SEM image of porousKOH-activated carbon mimicking aquatic life
SEM image of porousKOH-activated carbon mimicking aquatic life

Now if we go back to a more macroscopic level, we can use these carbon-based devices to hold a vast amount of charge and preserve our environment. Nowadays, researchers are able to use different kinds of raw material, ranging from banana peels, coconut shells and rotten carrots to loofah sponges and tobacco, to fabricate supercapacitor devices. We can utilize numerous waste materials that would otherwise be discarded, by crafting them into an energy device to power our cell phones in just a few milliseconds. Yes, that’s right: the power delivery is so efficient that we can charge our phones incredibly quickly and then return to our game of Candy Crush or figuring out the best way home. High-speed charging will be incredibly useful, considering that everyone is so reliant on their smartphones nowadays.

A new cutting-edge approach now enables us to utilise cellulose in trees, turning it into activated carbon that serves to meet environmental and sustainability requirements. Biocarbon materials, such as cellulose, are predicted to play a leading role in the next generation of materials for many industries due to their abundance, electrical conductivity, low cost and high surface area. Cellulose also has eco-friendly attributes that make it a possible replacement for man-made fibres. The activated carbon is implemented as an electrode (the plate, or carbon surface, of a supercapacitor) for an electrochemical energy conversion and storage cell, which opens the platform for greener electronic and power applications. When mixing the cellulose with different additives, such as potassium hydroxide, we can adjust the void sizes so as to optimize the energy and power delivery; this means that we can store more energy in the phone’s supercapacitor which will be supplied to the phone, thus achieving the highly sought-after rapid charging times.

Combining the cellulose with potassium hydroxide turns it into a very porous, spongy materials when heated, which we need in order to fine-tune all of these voids necessary for charge storage. Balancing the number of voids and their different sizes is key to getting the best performance out of the supercapacitor. The device produced can then achieve safe operations through green chemistry, complementing batteries where high efficiencies, powers and levels of reliability are required.

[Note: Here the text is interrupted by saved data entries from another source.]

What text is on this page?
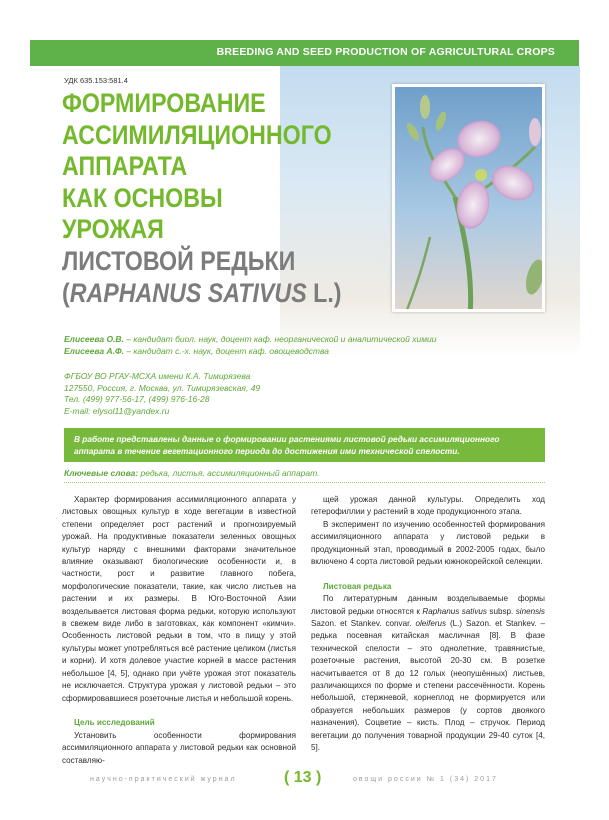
BREEDING AND SEED PRODUCTION OF AGRICULTURAL CROPS
УДК 635.153:581.4
ФОРМИРОВАНИЕ
АССИМИЛЯЦИОННОГО
АППАРАТА
КАК ОСНОВЫ
УРОЖАЯ
ЛИСТОВОЙ РЕДЬКИ
(RAPHANUS SATIVUS L.)
Елисеева О.В. – кандидат биол. наук, доцент каф. неорганической и аналитической химии
Елисеева А.Ф. – кандидат с.-х. наук, доцент каф. овощеводства
ФГБОУ ВО РГАУ-МСХА имени К.А. Тимирязева
127550, Россия, г. Москва, ул. Тимирязевская, 49
Тел. (499) 977-56-17, (499) 976-16-28
E-mail: elysol11@yandex.ru
В работе представлены данные о формировании растениями листовой редьки ассимиляционного аппарата в течение вегетационного периода до достижения ими технической спелости.
Ключевые слова: редька, листья, ассимиляционный аппарат.

Характер формирования ассимиляционного аппарата у листовых овощных культур в ходе вегетации в известной степени определяет рост растений и прогнозируемый урожай. На продуктивные показатели зеленных овощных культур наряду с внешними факторами значительное влияние оказывают биологические особенности и, в частности, рост и развитие главного побега, морфологические показатели, такие, как число листьев на растении и их размеры. В Юго-Восточной Азии возделывается листовая форма редьки, которую используют в свежем виде либо в заготовках, как компонент «кимчи». Особенность листовой редьки в том, что в пищу у этой культуры может употребляться всё растение целиком (листья и корни). И хотя долевое участие корней в массе растения небольшое [4, 5], однако при учёте урожая этот показатель не исключается. Структура урожая у листовой редьки – это сформировавшиеся розеточные листья и небольшой корень.

Цель исследований

Установить особенности формирования ассимиляционного аппарата у листовой редьки как основной составляю-

щей урожая данной культуры. Определить ход гетерофиллии у растений в ходе продукционного этапа.

В эксперимент по изучению особенностей формирования ассимиляционного аппарата у листовой редьки в продукционный этап, проводимый в 2002-2005 годах, было включено 4 сорта листовой редьки южнокорейской селекции.

Листовая редька

По литературным данным возделываемые формы листовой редьки относятся к Raphanus sativus subsp. sinensis Sazon. et Stankev. convar. oleiferus (L.) Sazon. et Stankev. – редька посевная китайская масличная [8]. В фазе технической спелости – это однолетние, травянистые, розеточные растения, высотой 20-30 см. В розетке насчитывается от 8 до 12 голых (неопушённых) листьев, различающихся по форме и степени рассечённости. Корень небольшой, стержневой, корнеплод не формируется или образуется небольших размеров (у сортов двоякого назначения). Соцветие – кисть. Плод – стручок. Период вегетации до получения товарной продукции 29-40 суток [4, 5].

научно-практический журнал	( 13 )	овощи россии № 1 (34) 2017
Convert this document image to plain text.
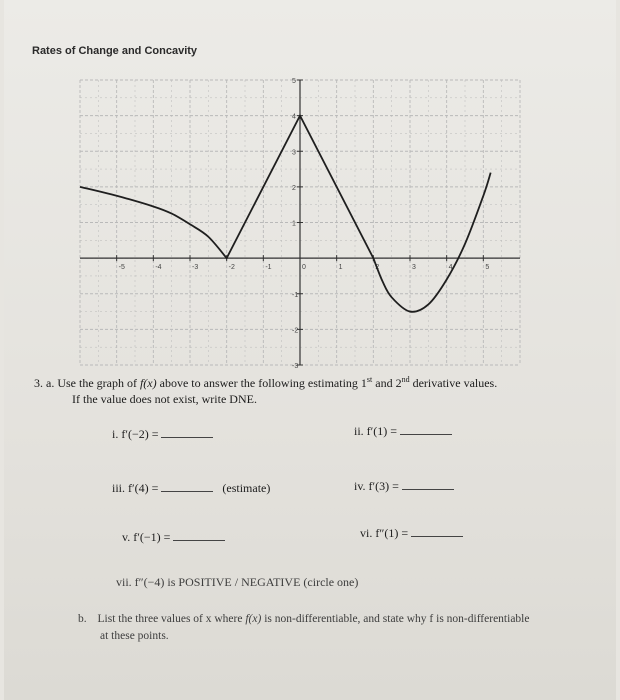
Rates of Change and Concavity
-5	-4	-3	-2	-1	0	1	2	3	4	5
5
4
3
2
1
-1
-2
-3
3. a. Use the graph of f(x) above to answer the following estimating 1st and 2nd derivative values.
If the value does not exist, write DNE.
i. f′(−2) =	ii. f′(1) =
iii. f′(4) =	(estimate)	iv. f′(3) =
v. f′(−1) =	vi. f″(1) =
vii. f″(−4) is POSITIVE / NEGATIVE (circle one)
b. List the three values of x where f(x) is non-differentiable, and state why f is non-differentiable
at these points.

While each device is distinguished by its own uniquely advantageous characteristics, they all share the motivation of applying greener raw materials and greener application methods to many different final applications. This hybridization of electrochemical cells has been proven to hold great potential for replacing conventional energy sources, powering devices such as phones, wearable flexible electronics and electric vehicles. It is important to note that there is no one device that will achieve all of the advantages we need for a greener environment, or for a faster charging process. Rather, it is the combination of different devices together that will help us achieve the optimal levels of performance. Therefore, it is important to continue to find these innovative solutions, which will lead to increased investment in electrochemical research, paving the way to meet the energy and power demands of the future in a safe, green environment.